Experts spotted a new skimmer attack that used an alternative technique to exfiltrate payment information from payment cards. Threat actors are using fake credit card forum and WebSockets to steal the financial and personal information of the users. Online stores are increasingly outsourcing their payment processes to third-party vendors, which means that they don’t handle credit card data inside their store. To overcome this, the attacker creates a fake credit card form and injects it into the application’s checkout page. The exfiltration itself is done by WebSockets, which provide the attacker a more silent exfiltration path.

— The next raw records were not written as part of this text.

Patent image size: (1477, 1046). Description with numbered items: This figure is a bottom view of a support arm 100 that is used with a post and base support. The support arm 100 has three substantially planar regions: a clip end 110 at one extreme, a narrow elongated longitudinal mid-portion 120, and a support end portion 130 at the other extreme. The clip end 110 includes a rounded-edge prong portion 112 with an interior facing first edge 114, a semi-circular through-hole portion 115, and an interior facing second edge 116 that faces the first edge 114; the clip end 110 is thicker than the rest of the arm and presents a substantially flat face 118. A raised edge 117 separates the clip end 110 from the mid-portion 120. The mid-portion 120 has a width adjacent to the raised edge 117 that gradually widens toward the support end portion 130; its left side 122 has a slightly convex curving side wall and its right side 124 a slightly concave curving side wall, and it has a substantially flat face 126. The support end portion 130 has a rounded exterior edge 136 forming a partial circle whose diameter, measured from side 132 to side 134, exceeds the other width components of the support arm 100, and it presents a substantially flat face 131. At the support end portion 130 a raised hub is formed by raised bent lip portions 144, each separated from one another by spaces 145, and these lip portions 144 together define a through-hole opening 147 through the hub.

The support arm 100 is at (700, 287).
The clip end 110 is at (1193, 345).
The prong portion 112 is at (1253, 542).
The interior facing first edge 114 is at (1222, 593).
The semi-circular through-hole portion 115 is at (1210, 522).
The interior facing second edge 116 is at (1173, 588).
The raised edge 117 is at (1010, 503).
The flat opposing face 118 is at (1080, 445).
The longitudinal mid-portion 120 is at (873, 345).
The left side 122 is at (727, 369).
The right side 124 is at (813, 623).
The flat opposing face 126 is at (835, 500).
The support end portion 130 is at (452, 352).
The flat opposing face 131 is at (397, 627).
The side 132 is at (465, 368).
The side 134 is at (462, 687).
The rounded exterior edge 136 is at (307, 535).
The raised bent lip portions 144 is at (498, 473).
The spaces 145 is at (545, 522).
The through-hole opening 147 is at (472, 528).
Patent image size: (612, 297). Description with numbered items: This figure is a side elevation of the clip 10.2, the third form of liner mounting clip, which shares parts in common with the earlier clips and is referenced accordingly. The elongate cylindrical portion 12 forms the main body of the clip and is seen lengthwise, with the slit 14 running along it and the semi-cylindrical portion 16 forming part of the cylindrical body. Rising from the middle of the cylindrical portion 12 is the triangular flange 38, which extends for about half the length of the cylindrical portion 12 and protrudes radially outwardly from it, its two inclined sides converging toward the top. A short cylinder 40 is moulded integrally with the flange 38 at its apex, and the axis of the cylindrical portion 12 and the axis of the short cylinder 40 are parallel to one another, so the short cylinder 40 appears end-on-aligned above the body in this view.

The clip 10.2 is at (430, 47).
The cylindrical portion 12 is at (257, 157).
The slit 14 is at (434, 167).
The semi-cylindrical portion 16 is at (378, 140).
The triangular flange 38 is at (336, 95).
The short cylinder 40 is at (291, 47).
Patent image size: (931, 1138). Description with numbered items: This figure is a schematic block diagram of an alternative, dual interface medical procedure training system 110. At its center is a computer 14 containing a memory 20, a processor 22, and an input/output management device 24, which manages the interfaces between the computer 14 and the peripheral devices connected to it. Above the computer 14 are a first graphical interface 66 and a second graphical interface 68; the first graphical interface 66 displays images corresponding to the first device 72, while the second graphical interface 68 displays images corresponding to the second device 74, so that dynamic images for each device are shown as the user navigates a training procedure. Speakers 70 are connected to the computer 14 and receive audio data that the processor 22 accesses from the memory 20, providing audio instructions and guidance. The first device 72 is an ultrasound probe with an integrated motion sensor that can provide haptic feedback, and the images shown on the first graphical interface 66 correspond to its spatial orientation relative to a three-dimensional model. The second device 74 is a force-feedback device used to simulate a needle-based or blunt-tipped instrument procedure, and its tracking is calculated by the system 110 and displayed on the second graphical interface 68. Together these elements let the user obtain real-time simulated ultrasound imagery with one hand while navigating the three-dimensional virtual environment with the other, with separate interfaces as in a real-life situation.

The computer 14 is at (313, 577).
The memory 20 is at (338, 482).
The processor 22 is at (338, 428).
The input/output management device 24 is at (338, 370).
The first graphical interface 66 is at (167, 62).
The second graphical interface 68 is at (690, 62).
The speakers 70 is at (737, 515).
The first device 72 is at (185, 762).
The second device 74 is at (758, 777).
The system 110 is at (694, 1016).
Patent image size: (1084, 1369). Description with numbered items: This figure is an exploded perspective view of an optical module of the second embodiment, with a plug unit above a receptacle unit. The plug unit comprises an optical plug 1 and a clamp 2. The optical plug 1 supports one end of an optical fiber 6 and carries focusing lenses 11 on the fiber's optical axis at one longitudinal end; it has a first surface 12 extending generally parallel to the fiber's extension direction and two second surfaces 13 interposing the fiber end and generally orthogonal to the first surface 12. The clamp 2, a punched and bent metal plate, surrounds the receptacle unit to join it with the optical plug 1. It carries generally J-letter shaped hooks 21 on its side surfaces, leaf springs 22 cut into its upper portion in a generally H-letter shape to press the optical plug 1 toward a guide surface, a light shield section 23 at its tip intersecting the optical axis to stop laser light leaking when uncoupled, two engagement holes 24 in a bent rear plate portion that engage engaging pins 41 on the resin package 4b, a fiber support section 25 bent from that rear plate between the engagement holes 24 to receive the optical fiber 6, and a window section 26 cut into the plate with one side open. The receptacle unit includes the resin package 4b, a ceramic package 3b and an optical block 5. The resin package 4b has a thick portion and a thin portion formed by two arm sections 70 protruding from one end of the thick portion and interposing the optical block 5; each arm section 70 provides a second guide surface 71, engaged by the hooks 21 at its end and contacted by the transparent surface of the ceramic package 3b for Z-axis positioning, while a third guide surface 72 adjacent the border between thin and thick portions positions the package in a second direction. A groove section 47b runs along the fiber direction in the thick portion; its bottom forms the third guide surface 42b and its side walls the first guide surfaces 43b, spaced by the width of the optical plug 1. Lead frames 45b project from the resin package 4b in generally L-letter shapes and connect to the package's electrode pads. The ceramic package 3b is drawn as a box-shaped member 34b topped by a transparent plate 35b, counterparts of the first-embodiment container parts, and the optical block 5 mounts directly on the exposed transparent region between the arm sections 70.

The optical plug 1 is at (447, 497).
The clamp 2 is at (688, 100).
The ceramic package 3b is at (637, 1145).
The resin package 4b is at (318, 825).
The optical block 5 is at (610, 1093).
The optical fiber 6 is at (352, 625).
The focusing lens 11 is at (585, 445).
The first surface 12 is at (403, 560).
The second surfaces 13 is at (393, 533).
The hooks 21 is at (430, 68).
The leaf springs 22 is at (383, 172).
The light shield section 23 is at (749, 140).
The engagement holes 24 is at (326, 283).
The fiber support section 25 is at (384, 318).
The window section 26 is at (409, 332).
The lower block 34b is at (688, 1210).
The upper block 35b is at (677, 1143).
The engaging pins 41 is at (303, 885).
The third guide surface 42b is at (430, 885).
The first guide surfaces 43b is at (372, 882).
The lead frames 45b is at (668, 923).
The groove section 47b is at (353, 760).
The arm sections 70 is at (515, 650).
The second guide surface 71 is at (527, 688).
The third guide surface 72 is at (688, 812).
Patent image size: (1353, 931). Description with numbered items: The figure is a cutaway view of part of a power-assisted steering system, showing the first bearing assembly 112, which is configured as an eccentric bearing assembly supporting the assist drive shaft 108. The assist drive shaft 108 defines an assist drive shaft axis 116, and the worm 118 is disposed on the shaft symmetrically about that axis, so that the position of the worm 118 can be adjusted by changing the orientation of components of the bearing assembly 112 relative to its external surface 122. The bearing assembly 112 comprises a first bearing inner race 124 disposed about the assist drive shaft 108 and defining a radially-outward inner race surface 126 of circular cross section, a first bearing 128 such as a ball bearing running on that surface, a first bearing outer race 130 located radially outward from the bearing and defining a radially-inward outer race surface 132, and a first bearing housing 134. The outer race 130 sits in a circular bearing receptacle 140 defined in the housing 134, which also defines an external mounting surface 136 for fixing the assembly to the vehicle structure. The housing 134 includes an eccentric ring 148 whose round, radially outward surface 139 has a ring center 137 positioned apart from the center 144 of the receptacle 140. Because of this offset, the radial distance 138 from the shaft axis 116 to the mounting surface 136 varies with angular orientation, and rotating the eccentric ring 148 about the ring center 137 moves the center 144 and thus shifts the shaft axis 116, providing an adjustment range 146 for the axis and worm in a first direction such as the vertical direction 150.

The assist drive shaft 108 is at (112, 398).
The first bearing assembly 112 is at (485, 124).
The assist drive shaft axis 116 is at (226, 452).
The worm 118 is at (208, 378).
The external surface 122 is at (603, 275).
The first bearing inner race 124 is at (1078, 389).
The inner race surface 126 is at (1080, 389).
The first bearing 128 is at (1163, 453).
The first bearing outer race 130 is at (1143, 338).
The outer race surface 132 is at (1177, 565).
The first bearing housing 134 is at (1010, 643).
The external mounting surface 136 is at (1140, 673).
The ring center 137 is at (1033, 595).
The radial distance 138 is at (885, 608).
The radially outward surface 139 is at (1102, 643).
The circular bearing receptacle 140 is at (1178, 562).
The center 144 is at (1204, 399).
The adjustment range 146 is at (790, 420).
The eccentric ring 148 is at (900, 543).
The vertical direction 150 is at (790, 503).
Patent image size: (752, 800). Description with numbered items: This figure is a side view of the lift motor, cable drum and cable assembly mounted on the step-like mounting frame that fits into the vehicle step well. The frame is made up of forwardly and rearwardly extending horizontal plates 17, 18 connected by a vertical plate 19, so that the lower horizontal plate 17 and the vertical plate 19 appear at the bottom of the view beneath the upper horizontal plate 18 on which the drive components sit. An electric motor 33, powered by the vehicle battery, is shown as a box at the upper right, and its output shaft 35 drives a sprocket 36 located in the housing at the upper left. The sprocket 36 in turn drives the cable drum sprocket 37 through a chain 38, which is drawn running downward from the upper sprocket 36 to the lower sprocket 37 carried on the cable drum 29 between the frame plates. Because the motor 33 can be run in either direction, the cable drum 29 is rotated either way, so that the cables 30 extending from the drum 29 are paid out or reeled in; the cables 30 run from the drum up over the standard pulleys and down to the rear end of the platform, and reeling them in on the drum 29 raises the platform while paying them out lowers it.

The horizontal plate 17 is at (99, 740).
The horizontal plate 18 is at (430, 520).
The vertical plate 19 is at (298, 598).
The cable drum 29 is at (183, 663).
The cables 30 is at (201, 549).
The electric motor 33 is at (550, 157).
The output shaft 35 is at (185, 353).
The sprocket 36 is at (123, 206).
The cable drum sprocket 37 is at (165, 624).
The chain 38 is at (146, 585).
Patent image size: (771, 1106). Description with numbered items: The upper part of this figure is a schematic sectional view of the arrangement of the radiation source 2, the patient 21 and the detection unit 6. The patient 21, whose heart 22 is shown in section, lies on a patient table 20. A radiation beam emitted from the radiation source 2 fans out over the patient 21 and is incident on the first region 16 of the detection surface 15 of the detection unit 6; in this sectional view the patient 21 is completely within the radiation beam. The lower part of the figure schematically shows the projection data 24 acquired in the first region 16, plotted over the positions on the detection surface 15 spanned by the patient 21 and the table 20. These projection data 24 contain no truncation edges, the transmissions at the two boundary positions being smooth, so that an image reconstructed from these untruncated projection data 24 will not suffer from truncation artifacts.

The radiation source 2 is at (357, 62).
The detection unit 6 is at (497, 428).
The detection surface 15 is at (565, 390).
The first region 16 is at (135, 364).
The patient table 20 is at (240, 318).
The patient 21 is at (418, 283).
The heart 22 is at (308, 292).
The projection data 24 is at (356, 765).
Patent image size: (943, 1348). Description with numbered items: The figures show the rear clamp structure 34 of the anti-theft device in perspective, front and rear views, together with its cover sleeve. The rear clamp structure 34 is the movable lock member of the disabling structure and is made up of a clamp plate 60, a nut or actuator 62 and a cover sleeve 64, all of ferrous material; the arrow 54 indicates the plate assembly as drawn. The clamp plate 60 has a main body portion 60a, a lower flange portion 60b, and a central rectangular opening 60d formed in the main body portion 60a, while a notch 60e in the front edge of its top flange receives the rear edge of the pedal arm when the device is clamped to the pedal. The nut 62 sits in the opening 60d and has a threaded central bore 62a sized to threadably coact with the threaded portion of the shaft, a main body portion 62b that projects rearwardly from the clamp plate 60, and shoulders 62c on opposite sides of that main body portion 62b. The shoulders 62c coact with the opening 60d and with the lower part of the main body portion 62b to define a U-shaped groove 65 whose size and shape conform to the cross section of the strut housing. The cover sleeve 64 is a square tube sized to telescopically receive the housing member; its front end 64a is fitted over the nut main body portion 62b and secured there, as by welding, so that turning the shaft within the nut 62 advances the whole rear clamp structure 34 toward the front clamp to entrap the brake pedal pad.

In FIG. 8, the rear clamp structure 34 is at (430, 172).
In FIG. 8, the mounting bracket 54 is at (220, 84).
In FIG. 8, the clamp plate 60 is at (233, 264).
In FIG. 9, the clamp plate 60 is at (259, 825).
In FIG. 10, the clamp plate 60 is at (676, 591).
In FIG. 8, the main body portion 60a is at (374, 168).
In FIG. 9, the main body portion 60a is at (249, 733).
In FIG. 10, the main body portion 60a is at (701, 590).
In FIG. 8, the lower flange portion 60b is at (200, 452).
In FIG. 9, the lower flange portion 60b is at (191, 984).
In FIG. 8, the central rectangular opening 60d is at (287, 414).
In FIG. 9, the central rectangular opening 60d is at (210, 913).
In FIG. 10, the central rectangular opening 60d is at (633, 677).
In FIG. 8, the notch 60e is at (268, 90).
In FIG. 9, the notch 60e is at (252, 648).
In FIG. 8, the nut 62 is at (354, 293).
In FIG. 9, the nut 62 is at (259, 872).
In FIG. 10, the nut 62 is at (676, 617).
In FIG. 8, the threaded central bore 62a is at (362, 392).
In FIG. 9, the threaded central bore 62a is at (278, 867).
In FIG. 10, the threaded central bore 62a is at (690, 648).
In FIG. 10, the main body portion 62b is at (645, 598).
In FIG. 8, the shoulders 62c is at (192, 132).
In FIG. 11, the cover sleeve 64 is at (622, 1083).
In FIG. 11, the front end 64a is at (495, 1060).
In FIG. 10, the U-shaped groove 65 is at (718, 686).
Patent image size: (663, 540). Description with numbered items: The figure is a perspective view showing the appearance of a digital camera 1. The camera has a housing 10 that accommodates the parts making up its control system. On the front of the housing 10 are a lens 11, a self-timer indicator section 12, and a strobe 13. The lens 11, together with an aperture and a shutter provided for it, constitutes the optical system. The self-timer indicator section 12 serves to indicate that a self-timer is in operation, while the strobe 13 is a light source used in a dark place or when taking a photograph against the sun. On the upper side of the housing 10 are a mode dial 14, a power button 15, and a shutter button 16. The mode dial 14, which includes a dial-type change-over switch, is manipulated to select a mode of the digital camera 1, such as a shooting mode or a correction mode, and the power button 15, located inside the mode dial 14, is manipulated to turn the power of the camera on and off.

New Jupyter information stealer appeared in the threat landscape

Russian-speaking threat actors have been using a piece of malware, dubbed Jupyter malware, to steal information from their victims. The Jupyter malware is able to collect data from multiple applications, including major Browsers (Chromium-based browsers, Firefox, and Chrome) and is also able to establish a backdoor on the infected system.

Chilean-based retail giant Cencosud hit by Egregor Ransomware

Chilean-based retail giant Cencosud has suffered a ransomware attack that impacted operations at its stores, Egregor ransomware appears to be involved. The company has more than 1045 stores in Latin America (Argentina, Brazil, Chile, Colombia, and Peru) with over 140,000 employees and $15 billion in revenue for 2019.

Schneider Electric Warns Customers of Drovorub Linux Malware

One of the security bulletins released this week by Schneider Electric warns customers about Drovorub, a piece of Linux malware that was recently detailed by the NSA and the FBI. The U.S. agencies issued a joint advisory in mid-August to warn organizations that the cyber-espionage group known as APT28, which has been linked to Russia’s General Staff Main Intelligence Directorate (GRU), has been using a piece of Linux malware named Drovorub.

Biotech research firm Miltenyi Biotec hit by Mount Locker ransomware

Biotech research firm Miltenyi Biotec disclosed a ransomware attack that took place in October and affected its IT infrastructure worldwide. The company announced that it has fully restored systems after the attack, anyway in some countries local employees are still facing problems with mail and telephone systems.